Фарназ прожила с Исааком двадцать пять лет и даже не представляла себя без него: его присутствие рядом, как и та вилла, которую он для нее построил, конечно же, украшали жизнь, но вместе с тем были и источником тревоги. Когда Фарназ познакомилась с Исааком в Ширазе – как давно это было, – она изучала литературу. Впервые Фарназ заметила своего будущего мужа, когда обедала в чайной рядом с университетом. Он сидел один, что-то пил и читал книгу. Их разделял бассейн с прозрачной, голубоватой водой, на его бортиках стояли терракотовые вазы. Когда Исаак наконец поднял голову и взгляд его упал на нее, она отвела глаза и не ответила, как собиралась, улыбкой на улыбку. На следующий день она снова пришла в чайную, пришел и Исаак. Тогда она приписала эту вторую встречу случайности, но позже узнала, что Исаак пришел в надежде снова увидеть ее.

Он спросил:

– Это твой попугай, вон там, или он просто летает за тобой? Я заметил, вчера он тоже был здесь.

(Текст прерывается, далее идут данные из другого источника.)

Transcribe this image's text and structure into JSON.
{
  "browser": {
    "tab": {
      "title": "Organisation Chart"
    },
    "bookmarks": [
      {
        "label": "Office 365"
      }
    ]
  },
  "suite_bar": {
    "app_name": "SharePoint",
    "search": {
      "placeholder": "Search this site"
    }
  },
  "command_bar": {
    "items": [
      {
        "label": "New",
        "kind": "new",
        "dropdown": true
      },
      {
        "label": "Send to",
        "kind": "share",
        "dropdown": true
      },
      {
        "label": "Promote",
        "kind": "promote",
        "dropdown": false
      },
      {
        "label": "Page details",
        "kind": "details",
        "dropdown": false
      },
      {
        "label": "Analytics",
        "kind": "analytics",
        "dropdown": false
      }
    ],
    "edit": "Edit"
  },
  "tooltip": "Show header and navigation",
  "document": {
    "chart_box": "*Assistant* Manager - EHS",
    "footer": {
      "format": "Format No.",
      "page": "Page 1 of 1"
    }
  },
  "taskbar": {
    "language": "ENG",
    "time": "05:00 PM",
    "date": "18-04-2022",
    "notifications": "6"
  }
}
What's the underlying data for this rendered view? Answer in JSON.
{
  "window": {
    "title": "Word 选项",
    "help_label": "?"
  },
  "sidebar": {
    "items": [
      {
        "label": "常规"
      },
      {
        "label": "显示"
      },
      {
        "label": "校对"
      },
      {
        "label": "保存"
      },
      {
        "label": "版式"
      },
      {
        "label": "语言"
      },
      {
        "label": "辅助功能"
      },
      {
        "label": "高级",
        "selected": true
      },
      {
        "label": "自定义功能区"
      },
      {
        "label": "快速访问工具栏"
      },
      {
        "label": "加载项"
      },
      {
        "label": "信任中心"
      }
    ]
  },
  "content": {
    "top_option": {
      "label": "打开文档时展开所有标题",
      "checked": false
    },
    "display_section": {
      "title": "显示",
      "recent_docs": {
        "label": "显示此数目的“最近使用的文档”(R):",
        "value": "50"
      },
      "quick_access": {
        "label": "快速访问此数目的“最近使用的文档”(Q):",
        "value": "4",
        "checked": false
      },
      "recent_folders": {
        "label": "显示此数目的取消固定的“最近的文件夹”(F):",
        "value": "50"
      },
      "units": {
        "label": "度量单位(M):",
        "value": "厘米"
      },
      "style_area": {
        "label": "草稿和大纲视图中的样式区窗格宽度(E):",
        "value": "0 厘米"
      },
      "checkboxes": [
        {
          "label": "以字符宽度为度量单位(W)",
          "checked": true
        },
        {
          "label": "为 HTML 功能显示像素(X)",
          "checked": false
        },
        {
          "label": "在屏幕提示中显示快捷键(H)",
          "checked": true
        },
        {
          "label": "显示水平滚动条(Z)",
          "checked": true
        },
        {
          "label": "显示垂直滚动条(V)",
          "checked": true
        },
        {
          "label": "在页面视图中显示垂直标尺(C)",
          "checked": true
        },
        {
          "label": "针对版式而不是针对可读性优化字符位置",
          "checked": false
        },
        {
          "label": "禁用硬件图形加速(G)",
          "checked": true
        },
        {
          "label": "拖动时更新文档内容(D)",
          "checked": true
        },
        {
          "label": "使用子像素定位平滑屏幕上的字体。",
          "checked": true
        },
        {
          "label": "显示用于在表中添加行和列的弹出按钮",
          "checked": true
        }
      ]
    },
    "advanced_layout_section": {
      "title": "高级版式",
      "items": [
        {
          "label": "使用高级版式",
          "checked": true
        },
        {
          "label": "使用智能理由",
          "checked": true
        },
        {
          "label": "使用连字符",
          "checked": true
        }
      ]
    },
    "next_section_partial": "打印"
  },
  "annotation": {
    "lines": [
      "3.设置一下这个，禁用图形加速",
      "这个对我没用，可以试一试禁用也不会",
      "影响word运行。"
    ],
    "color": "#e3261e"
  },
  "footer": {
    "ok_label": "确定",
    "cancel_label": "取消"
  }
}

Фарназ подняла голову и увидела изумрудно-зеленого попугая с красными перьями – попугай сидел на кипарисе прямо над ее столиком. Фарназ сочла это добрым знаком:

– А я думала, это твой шпион следит за мной, – ответила она.

Исаак представился, рассказал, что на лето думает записаться в поэтический семинар. Он бы рад учиться круглый год, но работает в Тегеране и надолго отлучаться не может. Фарназ понравились его веселые глаза, но больше всего ее впечатлила его уверенность в себе. Однако годы спустя ей стало казаться, что это не так уверенность, как упрямство, может быть, даже жесткость.

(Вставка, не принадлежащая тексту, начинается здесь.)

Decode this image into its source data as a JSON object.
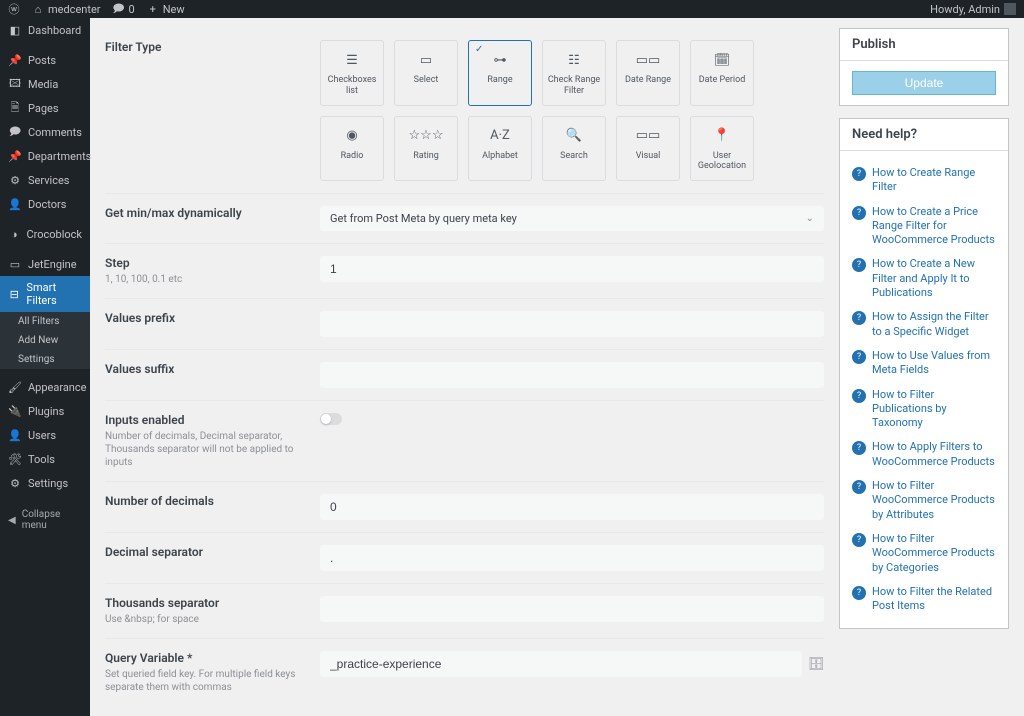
{
  "adminbar": {
    "site_name": "medcenter",
    "comments_count": "0",
    "new_label": "New",
    "howdy": "Howdy, Admin"
  },
  "sidebar": {
    "items": [
      {
        "label": "Dashboard"
      },
      {
        "label": "Posts"
      },
      {
        "label": "Media"
      },
      {
        "label": "Pages"
      },
      {
        "label": "Comments"
      },
      {
        "label": "Departments"
      },
      {
        "label": "Services"
      },
      {
        "label": "Doctors"
      },
      {
        "label": "Crocoblock"
      },
      {
        "label": "JetEngine"
      },
      {
        "label": "Smart Filters"
      }
    ],
    "submenu": [
      {
        "label": "All Filters"
      },
      {
        "label": "Add New"
      },
      {
        "label": "Settings"
      }
    ],
    "items2": [
      {
        "label": "Appearance"
      },
      {
        "label": "Plugins"
      },
      {
        "label": "Users"
      },
      {
        "label": "Tools"
      },
      {
        "label": "Settings"
      }
    ],
    "collapse": "Collapse menu"
  },
  "publish": {
    "title": "Publish",
    "update": "Update"
  },
  "help": {
    "title": "Need help?",
    "links": [
      "How to Create Range Filter",
      "How to Create a Price Range Filter for WooCommerce Products",
      "How to Create a New Filter and Apply It to Publications",
      "How to Assign the Filter to a Specific Widget",
      "How to Use Values from Meta Fields",
      "How to Filter Publications by Taxonomy",
      "How to Apply Filters to WooCommerce Products",
      "How to Filter WooCommerce Products by Attributes",
      "How to Filter WooCommerce Products by Categories",
      "How to Filter the Related Post Items"
    ]
  },
  "filter_types": [
    {
      "label": "Checkboxes list"
    },
    {
      "label": "Select"
    },
    {
      "label": "Range"
    },
    {
      "label": "Check Range Filter"
    },
    {
      "label": "Date Range"
    },
    {
      "label": "Date Period"
    },
    {
      "label": "Radio"
    },
    {
      "label": "Rating"
    },
    {
      "label": "Alphabet"
    },
    {
      "label": "Search"
    },
    {
      "label": "Visual"
    },
    {
      "label": "User Geolocation"
    }
  ],
  "fields": {
    "filter_type": "Filter Type",
    "getminmax_label": "Get min/max dynamically",
    "getminmax_value": "Get from Post Meta by query meta key",
    "step_label": "Step",
    "step_desc": "1, 10, 100, 0.1 etc",
    "step_value": "1",
    "prefix_label": "Values prefix",
    "suffix_label": "Values suffix",
    "inputs_label": "Inputs enabled",
    "inputs_desc": "Number of decimals, Decimal separator, Thousands separator will not be applied to inputs",
    "decimals_label": "Number of decimals",
    "decimals_value": "0",
    "decsep_label": "Decimal separator",
    "decsep_value": ".",
    "thsep_label": "Thousands separator",
    "thsep_desc": "Use &nbsp; for space",
    "query_label": "Query Variable *",
    "query_desc": "Set queried field key. For multiple field keys separate them with commas",
    "query_value": "_practice-experience"
  }
}
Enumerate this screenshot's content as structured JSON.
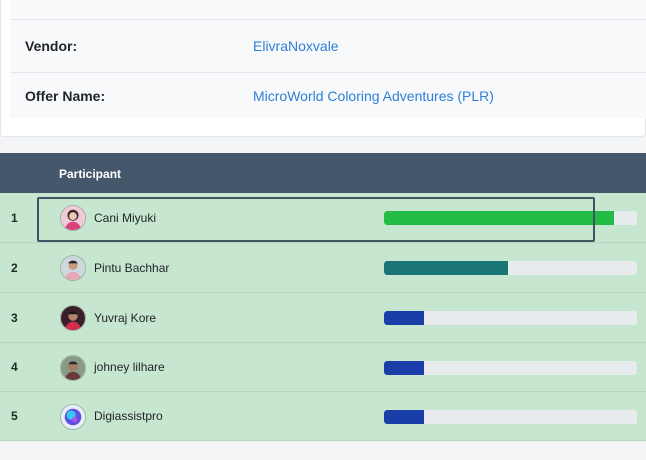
{
  "offer_info": {
    "rows": [
      {
        "label": "Vendor:",
        "value": "ElivraNoxvale"
      },
      {
        "label": "Offer Name:",
        "value": "MicroWorld Coloring Adventures (PLR)"
      }
    ]
  },
  "leaderboard": {
    "header": {
      "participant": "Participant"
    },
    "rows": [
      {
        "rank": "1",
        "name": "Cani Miyuki",
        "progress": 0.91,
        "bar_color": "#22bb44",
        "avatar_icon": "woman-avatar-icon"
      },
      {
        "rank": "2",
        "name": "Pintu Bachhar",
        "progress": 0.49,
        "bar_color": "#1a7575",
        "avatar_icon": "man-avatar-icon"
      },
      {
        "rank": "3",
        "name": "Yuvraj Kore",
        "progress": 0.16,
        "bar_color": "#1a3ea8",
        "avatar_icon": "man-avatar-icon"
      },
      {
        "rank": "4",
        "name": "johney lilhare",
        "progress": 0.16,
        "bar_color": "#1a3ea8",
        "avatar_icon": "man-avatar-icon"
      },
      {
        "rank": "5",
        "name": "Digiassistpro",
        "progress": 0.16,
        "bar_color": "#1a3ea8",
        "avatar_icon": "logo-avatar-icon"
      }
    ]
  },
  "colors": {
    "header_bg": "#45586b",
    "row_bg": "#c6e6cf",
    "link": "#2f7fd7"
  }
}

А вот и Кейван подъехал, они вместе идут к воротам, он нажимает на кнопку звонка. Мортаза открывает ворота, он такой злой, что кажется, плюнь – зашипит.

– Ну что вам еще?

– Что здесь происходит?

– Я уже объяснил Фарназ-ханом. Мы прячем драгоценные камни в надежное место.

– Куда?

– У меня нет времени на разговоры.

Мортаза пытается захлопнуть ворота, но Кейван не отпускает створку.

– Послушайте, прошу вас по-хорошему: уходите, – говорит Мортаза. – Не ваше это дело. Не вмешивайтесь, не то хуже будет.

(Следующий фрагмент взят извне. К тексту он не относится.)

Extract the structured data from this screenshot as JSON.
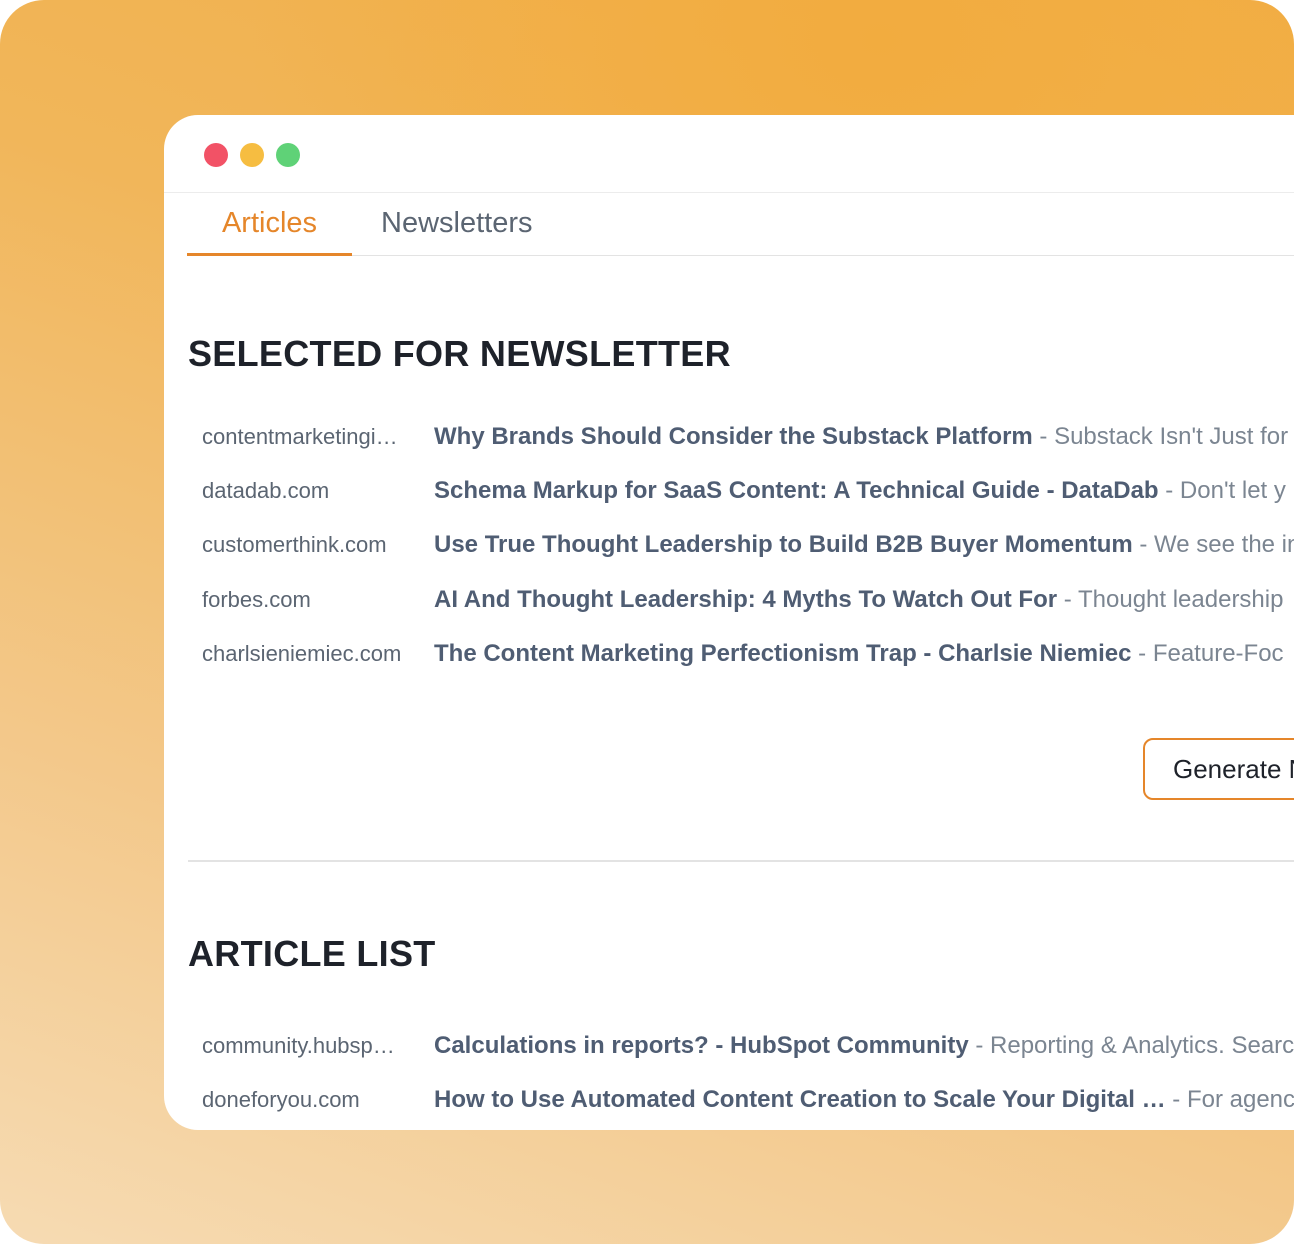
{
  "tabs": {
    "articles": "Articles",
    "newsletters": "Newsletters"
  },
  "selected": {
    "title": "SELECTED FOR NEWSLETTER",
    "rows": [
      {
        "domain": "contentmarketingi…",
        "title": "Why Brands Should Consider the Substack Platform",
        "sep": " - ",
        "desc": "Substack Isn't Just for"
      },
      {
        "domain": "datadab.com",
        "title": "Schema Markup for SaaS Content: A Technical Guide - DataDab",
        "sep": " - ",
        "desc": "Don't let y"
      },
      {
        "domain": "customerthink.com",
        "title": "Use True Thought Leadership to Build B2B Buyer Momentum",
        "sep": " - ",
        "desc": "We see the in"
      },
      {
        "domain": "forbes.com",
        "title": "AI And Thought Leadership: 4 Myths To Watch Out For",
        "sep": " - ",
        "desc": "Thought leadership"
      },
      {
        "domain": "charlsieniemiec.com",
        "title": "The Content Marketing Perfectionism Trap - Charlsie Niemiec",
        "sep": " - ",
        "desc": "Feature-Foc"
      }
    ],
    "generate_label": "Generate N"
  },
  "article_list": {
    "title": "ARTICLE LIST",
    "rows": [
      {
        "domain": "community.hubsp…",
        "title": "Calculations in reports? - HubSpot Community",
        "sep": " - ",
        "desc": "Reporting & Analytics. Searc"
      },
      {
        "domain": "doneforyou.com",
        "title": "How to Use Automated Content Creation to Scale Your Digital …",
        "sep": " - ",
        "desc": "For agenc"
      }
    ]
  },
  "colors": {
    "accent": "#e5862a",
    "title_text": "#4f5d73",
    "muted_text": "#7b8591"
  }
}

За Мортазой Фарназ видит работников Исаака – есть тут и незнакомые люди: они ходят туда-сюда, загружают грузовик. Уносят не только драгоценные камни, а и радиоприемники, кожаные кресла, картотеки, телефоны. Фарназ лезет в сумочку, выхватывает баллончик лака для волос и прыскает Мортазе в лицо. Мортаза с криком падает на колени, трет глаза.

Фарназ и Кейван входят во двор, погрузка прекращается. Все – кто с коробками в руках, кто со столами – опускают глаза.

– Что тут происходит? – спрашивает Фарназ. Все молчат. Только Мортаза время от времени изрыгает проклятия. Чуть спустя один из работников, он нес стул, – Фарназ узнает бухгалтера Сиямака – идет к грузовику. Постепенно, не обращая на нее внимания, другие тоже принимаются за дело. Кто-то приносит Мортазе стакан воды – промыть глаза.

В углу, у фонтанчика стоит камнерез Фархад, одну руку он положил на живот, другой держит сигарету. Фархад невозмутимо взирает на происходящее, но участия ни в чем не принимает. Он улыбается Фарназ и отводит взгляд. Фарназ идет к нему, но ей то и дело преграждают дорогу.

– Фархад-ага, хоть вы объясните, что здесь творится.

Камнерез глубоко затягивается, со вздохом выпускает дым.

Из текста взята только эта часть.